The original project proposal can be found on the GSoC website here.
- Week 1 - Layout for Dueling and Noisy DQNs
- Week 2 and 3 - Finishing Dueling and Noisy DQNs
- Week 4 and 5 - Completed Multi-step DQN, C51 almost ready
- Week 6 and 7 - Training on gym_tcp_api, Layout for Soft-actor-critic
- Week 8 and 9 - Soft-Actor basic implementation complete, making solved example notebooks
- Week 10 and 11 - C51 merged, Soft-Actor-Critic almost complete, three new solved notebooks added, bug fixes 🐛🐛
- Week 12 - Wrapping up
Links to open and merged pull requests can be found here.
There has been a lot of coding, experimentation, thousands of builds and never ending debugging, so much that to think that it is coming to a wrap up doesn’t feel like reality. Special thanks to Marcus Edel, one of my mentors this year, who had the answers to almost all the problems I faced.

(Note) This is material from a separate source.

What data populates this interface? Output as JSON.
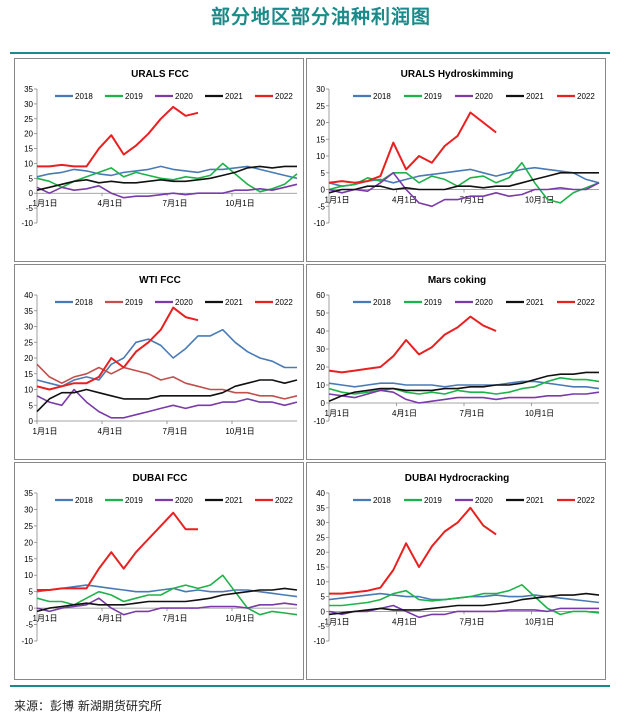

With your and Rahul’s support, I had a very smooth and enjoyable experience, and I hardly ever got stuck anywhere.
I would also like to acknowledge the help from other members of the community, who were always available whenever needed, just a small chat away. I strongly intend to continue contributing to mlpack in all the ways I can, because it’s just too much fun. :)
Also, thanks to Google for this amazing opportunity and the generous funding.
This has been a summer worth remembering!